"Baru pulang kamu hah?!" Baim berdiri di hadapan Sagam."Sudah membolos jam pelajaran pertama, di hukum sama kepala sekolah, terus sekarang kamu pulang se larut ini?"
Plakk
Satu tamparan keras berhasil mendarat di pipi Sagam, sakit tentu saja tamparan Baim itu tidak pernah main-main.
"Masuk!" Baim menarik dasi sekolah yang menggantung di leher Sagam.
Baim membawa Sagam ke taman belakang, dia membanting tubuh Sagam menggunakan kursi rotan dengan keras, tapi kalian lihat, Sagam tidak menunjukan rasa sakit sama sekali dia hanya menutupi wajahnya menggunakan tangandan ekspresi yang datar itu seolah membuat Baim naik pitam. Karena bukan ini yang Baim mau, dia menginginkan Sagam merintih kesakitan dan memohon kepadanya.
Dia mengambil pot bunga tanpa segan-segan tangan kekarnya itu melemparkan pot bunga yang berukuran sedang ke wajah Sagam, membuat jidat Sagam berdarah.
"KENAPA KAMU MEMBUAT SAYA MARAH TERUS HAH?! KENAPAAA!!"

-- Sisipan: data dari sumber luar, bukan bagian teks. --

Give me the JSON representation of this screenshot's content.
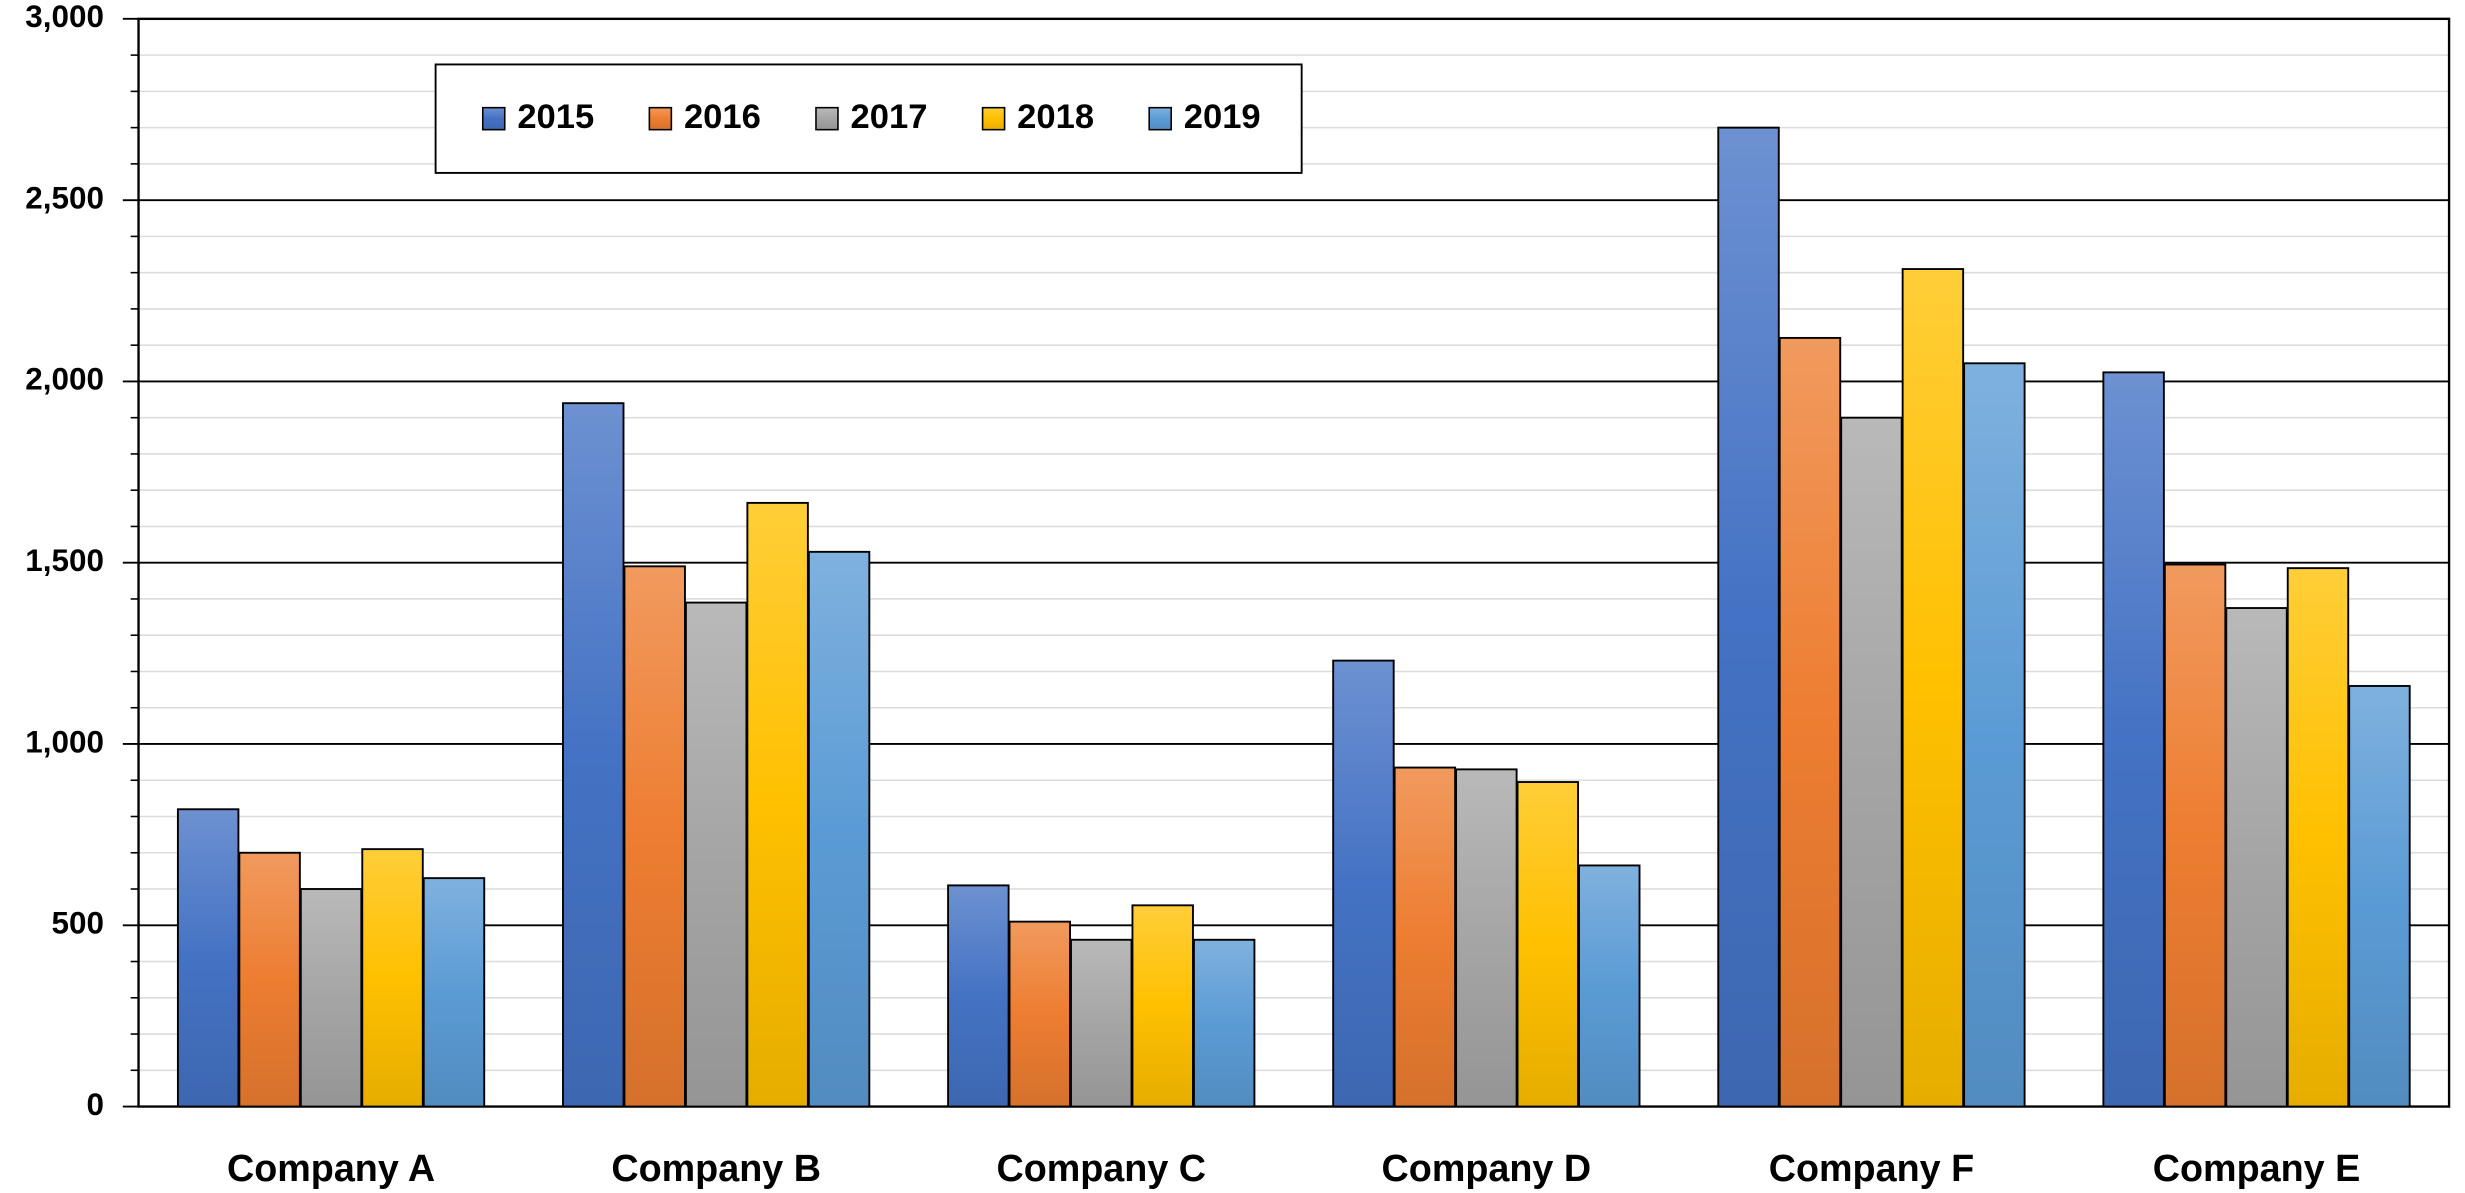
{
  "chart_data": {
    "type": "bar",
    "categories": [
      "Company A",
      "Company B",
      "Company C",
      "Company D",
      "Company F",
      "Company E"
    ],
    "series": [
      {
        "name": "2015",
        "color": "#4472c4",
        "values": [
          820,
          1940,
          610,
          1230,
          2700,
          2025
        ]
      },
      {
        "name": "2016",
        "color": "#ed7d31",
        "values": [
          700,
          1490,
          510,
          935,
          2120,
          1495
        ]
      },
      {
        "name": "2017",
        "color": "#a5a5a5",
        "values": [
          600,
          1390,
          460,
          930,
          1900,
          1375
        ]
      },
      {
        "name": "2018",
        "color": "#ffc000",
        "values": [
          710,
          1665,
          555,
          895,
          2310,
          1485
        ]
      },
      {
        "name": "2019",
        "color": "#5b9bd5",
        "values": [
          630,
          1530,
          460,
          665,
          2050,
          1160
        ]
      }
    ],
    "ylim": [
      0,
      3000
    ],
    "yticks": [
      0,
      500,
      {
        "value": 1000,
        "label": "1,000"
      },
      {
        "value": 1500,
        "label": "1,500"
      },
      {
        "value": 2000,
        "label": "2,000"
      },
      {
        "value": 2500,
        "label": "2,500"
      },
      {
        "value": 3000,
        "label": "3,000"
      }
    ],
    "yminor_ticks": [
      100,
      200,
      300,
      400,
      600,
      700,
      800,
      900,
      1100,
      1200,
      1300,
      1400,
      1600,
      1700,
      1800,
      1900,
      2100,
      2200,
      2300,
      2400,
      2600,
      2700,
      2800,
      2900
    ],
    "grid": true,
    "legend": "top-left"
  }
}
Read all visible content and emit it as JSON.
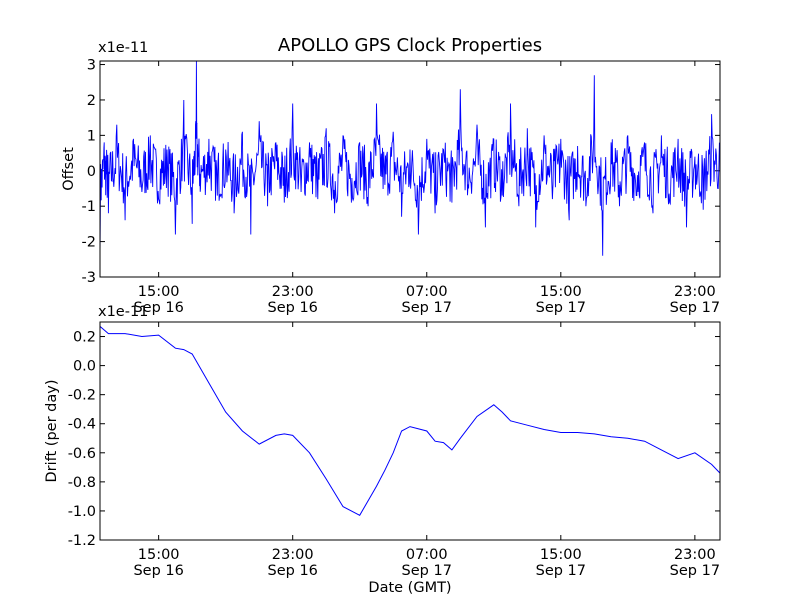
{
  "chart_data": [
    {
      "type": "line",
      "title": "APOLLO GPS Clock Properties",
      "ylabel": "Offset",
      "y_multiplier_label": "x1e-11",
      "ylim": [
        -3,
        3.1
      ],
      "yticks": [
        -3,
        -2,
        -1,
        0,
        1,
        2,
        3
      ],
      "ytick_labels": [
        "-3",
        "-2",
        "-1",
        "0",
        "1",
        "2",
        "3"
      ],
      "xlim": [
        "2009-09-16 11:30",
        "2009-09-18 00:30"
      ],
      "xticks": [
        {
          "t": "2009-09-16 15:00",
          "time": "15:00",
          "date": "Sep 16"
        },
        {
          "t": "2009-09-16 23:00",
          "time": "23:00",
          "date": "Sep 16"
        },
        {
          "t": "2009-09-17 07:00",
          "time": "07:00",
          "date": "Sep 17"
        },
        {
          "t": "2009-09-17 15:00",
          "time": "15:00",
          "date": "Sep 17"
        },
        {
          "t": "2009-09-17 23:00",
          "time": "23:00",
          "date": "Sep 17"
        }
      ],
      "series": [
        {
          "color": "#0000ff",
          "x": [
            "2009-09-16 11:30",
            "2009-09-16 11:45",
            "2009-09-16 12:00",
            "2009-09-16 12:30",
            "2009-09-16 13:00",
            "2009-09-16 13:30",
            "2009-09-16 14:00",
            "2009-09-16 14:30",
            "2009-09-16 15:00",
            "2009-09-16 15:30",
            "2009-09-16 16:00",
            "2009-09-16 16:30",
            "2009-09-16 17:00",
            "2009-09-16 17:15",
            "2009-09-16 17:30",
            "2009-09-16 18:00",
            "2009-09-16 18:30",
            "2009-09-16 19:00",
            "2009-09-16 19:30",
            "2009-09-16 20:00",
            "2009-09-16 20:30",
            "2009-09-16 21:00",
            "2009-09-16 21:30",
            "2009-09-16 22:00",
            "2009-09-16 22:30",
            "2009-09-16 23:00",
            "2009-09-16 23:30",
            "2009-09-17 00:00",
            "2009-09-17 00:30",
            "2009-09-17 01:00",
            "2009-09-17 01:30",
            "2009-09-17 02:00",
            "2009-09-17 02:30",
            "2009-09-17 03:00",
            "2009-09-17 03:30",
            "2009-09-17 04:00",
            "2009-09-17 04:30",
            "2009-09-17 05:00",
            "2009-09-17 05:30",
            "2009-09-17 06:00",
            "2009-09-17 06:30",
            "2009-09-17 07:00",
            "2009-09-17 07:30",
            "2009-09-17 08:00",
            "2009-09-17 08:30",
            "2009-09-17 09:00",
            "2009-09-17 09:30",
            "2009-09-17 10:00",
            "2009-09-17 10:30",
            "2009-09-17 11:00",
            "2009-09-17 11:30",
            "2009-09-17 12:00",
            "2009-09-17 12:30",
            "2009-09-17 13:00",
            "2009-09-17 13:30",
            "2009-09-17 14:00",
            "2009-09-17 14:30",
            "2009-09-17 15:00",
            "2009-09-17 15:30",
            "2009-09-17 16:00",
            "2009-09-17 16:30",
            "2009-09-17 17:00",
            "2009-09-17 17:30",
            "2009-09-17 18:00",
            "2009-09-17 18:30",
            "2009-09-17 19:00",
            "2009-09-17 19:30",
            "2009-09-17 20:00",
            "2009-09-17 20:30",
            "2009-09-17 21:00",
            "2009-09-17 21:30",
            "2009-09-17 22:00",
            "2009-09-17 22:30",
            "2009-09-17 23:00",
            "2009-09-17 23:30",
            "2009-09-18 00:00",
            "2009-09-18 00:30"
          ],
          "y": [
            -2.4,
            0.8,
            -1.2,
            1.3,
            -1.4,
            0.9,
            -0.6,
            1.0,
            -0.8,
            0.6,
            -1.8,
            2.0,
            -1.5,
            3.1,
            -0.5,
            0.9,
            -0.7,
            0.6,
            -1.2,
            1.1,
            -1.8,
            1.4,
            -1.0,
            0.8,
            -0.9,
            1.9,
            -0.6,
            0.8,
            -0.8,
            1.2,
            -1.2,
            1.0,
            -0.9,
            0.8,
            -1.0,
            1.9,
            -0.4,
            1.1,
            -1.3,
            0.6,
            -1.8,
            0.9,
            -1.2,
            0.6,
            -0.9,
            2.3,
            -0.5,
            1.3,
            -1.6,
            0.9,
            -0.7,
            1.9,
            -1.0,
            1.2,
            -1.6,
            1.0,
            -0.8,
            0.9,
            -1.4,
            0.7,
            -1.0,
            2.7,
            -2.4,
            0.8,
            -1.0,
            1.0,
            -0.7,
            0.8,
            -1.2,
            1.0,
            -0.9,
            0.9,
            -1.6,
            0.4,
            -1.1,
            1.6,
            0.3
          ]
        }
      ]
    },
    {
      "type": "line",
      "xlabel": "Date (GMT)",
      "ylabel": "Drift (per day)",
      "y_multiplier_label": "x1e-11",
      "ylim": [
        -1.2,
        0.3
      ],
      "yticks": [
        -1.2,
        -1.0,
        -0.8,
        -0.6,
        -0.4,
        -0.2,
        0.0,
        0.2
      ],
      "ytick_labels": [
        "-1.2",
        "-1.0",
        "-0.8",
        "-0.6",
        "-0.4",
        "-0.2",
        "0.0",
        "0.2"
      ],
      "xlim": [
        "2009-09-16 11:30",
        "2009-09-18 00:30"
      ],
      "xticks": [
        {
          "t": "2009-09-16 15:00",
          "time": "15:00",
          "date": "Sep 16"
        },
        {
          "t": "2009-09-16 23:00",
          "time": "23:00",
          "date": "Sep 16"
        },
        {
          "t": "2009-09-17 07:00",
          "time": "07:00",
          "date": "Sep 17"
        },
        {
          "t": "2009-09-17 15:00",
          "time": "15:00",
          "date": "Sep 17"
        },
        {
          "t": "2009-09-17 23:00",
          "time": "23:00",
          "date": "Sep 17"
        }
      ],
      "series": [
        {
          "color": "#0000ff",
          "x": [
            "2009-09-16 11:30",
            "2009-09-16 12:00",
            "2009-09-16 13:00",
            "2009-09-16 14:00",
            "2009-09-16 15:00",
            "2009-09-16 16:00",
            "2009-09-16 16:30",
            "2009-09-16 17:00",
            "2009-09-16 18:00",
            "2009-09-16 19:00",
            "2009-09-16 20:00",
            "2009-09-16 21:00",
            "2009-09-16 22:00",
            "2009-09-16 22:30",
            "2009-09-16 23:00",
            "2009-09-17 00:00",
            "2009-09-17 01:00",
            "2009-09-17 02:00",
            "2009-09-17 03:00",
            "2009-09-17 04:00",
            "2009-09-17 04:30",
            "2009-09-17 05:00",
            "2009-09-17 05:30",
            "2009-09-17 06:00",
            "2009-09-17 07:00",
            "2009-09-17 07:30",
            "2009-09-17 08:00",
            "2009-09-17 08:30",
            "2009-09-17 09:00",
            "2009-09-17 10:00",
            "2009-09-17 11:00",
            "2009-09-17 11:30",
            "2009-09-17 12:00",
            "2009-09-17 13:00",
            "2009-09-17 14:00",
            "2009-09-17 15:00",
            "2009-09-17 16:00",
            "2009-09-17 17:00",
            "2009-09-17 18:00",
            "2009-09-17 19:00",
            "2009-09-17 20:00",
            "2009-09-17 21:00",
            "2009-09-17 22:00",
            "2009-09-17 23:00",
            "2009-09-18 00:00",
            "2009-09-18 00:30"
          ],
          "y": [
            0.27,
            0.22,
            0.22,
            0.2,
            0.21,
            0.12,
            0.11,
            0.08,
            -0.12,
            -0.32,
            -0.45,
            -0.54,
            -0.48,
            -0.47,
            -0.48,
            -0.6,
            -0.78,
            -0.97,
            -1.03,
            -0.83,
            -0.72,
            -0.6,
            -0.45,
            -0.42,
            -0.45,
            -0.52,
            -0.53,
            -0.58,
            -0.5,
            -0.35,
            -0.27,
            -0.32,
            -0.38,
            -0.41,
            -0.44,
            -0.46,
            -0.46,
            -0.47,
            -0.49,
            -0.5,
            -0.52,
            -0.58,
            -0.64,
            -0.6,
            -0.68,
            -0.74
          ]
        }
      ]
    }
  ]
}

"SAYA CAPEK HABIS BEKERJA UNTUK KELUARGA SAYA! SAYA SUDAH PUSING DENGAN PEKERJAAN SAYA DI KANTOR, SAYA PULANG KE RUMAH MAU ISTIRAHAT BUKAN MENGURUS ANAK CACAT SEPERTI KAMU!!" Baim menendang bahkan menginjak kaki Sagam dengan kuat.
"BICARA KAMU SIALAN! KELUARKAN SUARA KAMU!! CEPAT!" Baim malah memukul tubuh Sagam tanpa ampun, tapi Sagam tidak mendengarkan perintah Baim untuk mengeluarkan suaranya bahkan untuk meringis saja sepertinya Sagam enggan sekali, mulutnya itu terus tertutup rapat.
Setelah puas memukuli Sagam, Baim bangkit dia mengusap wajahnya yang penuh dengan keringat sebenarnya Baim belum puas karena Sagam masih belum mengeluarkan satu kata pun dari mulutnya, setelah itu meninggalkan Sagam sendirian di taman belakang dengan kondisi yang mengenaskan.
Tubuhnya yang terlentang dengan mata yang tertutup sempurna, luka di seluruh tubuhnya, dan darah yang terus keluar dari kepalanya.
Duarrr
Petir di malam hari terdengar, tak lama kemudian air yang turun dari langit mengalir deras membasahi tubuh Sagam yang tergeletak tak berdaya itu, Sagam juga manusia dia merasakan sakit di tubuhnya.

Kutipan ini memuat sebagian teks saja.